Automated testing

Issue #13 resolved
Joseph Parker created an issue

We should automatically run the tests on PRs. I have an old branch that set up pipelines for pfunit tests. I'll modify this to run the existing test suit.

Comments (14)

  1. David Dickinson

    We have a limited number of pipeline minutes per month. I think we should explore having a light weight pipeline for general branches (e.g. compilation and cheap unit tests) and a more sophisticated pipeline for merges to master/next. Alternatively could explore hooking into another CI system that has more capacity.

  2. Stephen Biggs-Fox

    Anvil uses Jenkins as the CI server software. I've seen Jenkins in action before and it's fairly intuitive to use, plenty of customisable options, seems to be one of the industry standards. So, at a glance, Anvil looks like a good option.

  3. Peter Hill

    PR #12 is in, it turns out we can't run tests automatically just on PRs and not every push, so they currently just run on commits to next.

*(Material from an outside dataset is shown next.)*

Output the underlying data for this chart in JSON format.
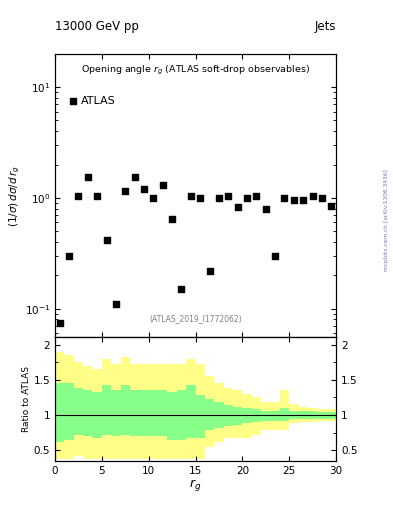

    Not all the tests pass -- do we want to wait till they do before resolving this issue?

  4. Joseph Parker reporter

    Yes, unless we can identify which tests are not passing. I put a 10 minute limit on the pipeline (the one that works finished within 8 mins), but next times out. We could run it for longer, but I suspect one of the tests has stalled.

  5. David Dickinson

    Can we have a "does it compile" stage for all branches and a run the tests stage if commit is in next?

    If our workflow involves "click the button that syncs a branch with next" prior to approving/merging the PR then this will ensure the branch actually contains what will be next. We could then manually trigger the test pipeline (or another custom pipeline) prior to approval/merging to ensure tests pass in the effectively merged branch.

  6. Peter Hill

    +1 for "does it compile" that's run on everything

    Manually triggering the pipeline might be our best bet for now.

  7. Stephen Biggs-Fox

    I've seen David's suggestion in action before; it works well. In fact, it is good practice for developers to do this themselves anyway before submitting a PR so they can: (a) run the tests themselves on the effectively-merged code-base to check that it's all good and fix any issues if not before submitting the PR; (b) do it as a rebase rather than a merge to keep the revision history more linear (hence neater, easier to follow, etc.). This should probably be in the contributing document (either now or in due course).

  8. Peter Hill

    Once the test suite is a bit more robust and useful, we will be encouraging people to run the tests as they develop. Asking people to run the tests on bitbucket pipelines is a bit more dubious, as we currently have limited build minutes.

    I would be very wary about asking people to rebase. If people know what it is and how to use it, that's fine, but I'm not keen on recommending people do it by default.

  9. Stephen Biggs-Fox

    OK, I meant for devs to run the tests on their own machine, not using a bitbucket pipeline.

    Fair point about rebase. Those in the know should do it thought!

    As for limited build minutes, what about David's idea of another CI system that has more capacity?

  10. Joseph Parker reporter

    I've signed up the Gyrokinetics Project for an account on Anvil. These are the Terms of Service - I can't see limits on build minutes etc. Anyone with a Shibboleth account can be added to the project to administer the Anvil account; but once it's set-up, it can be made to run on anyone's PRs.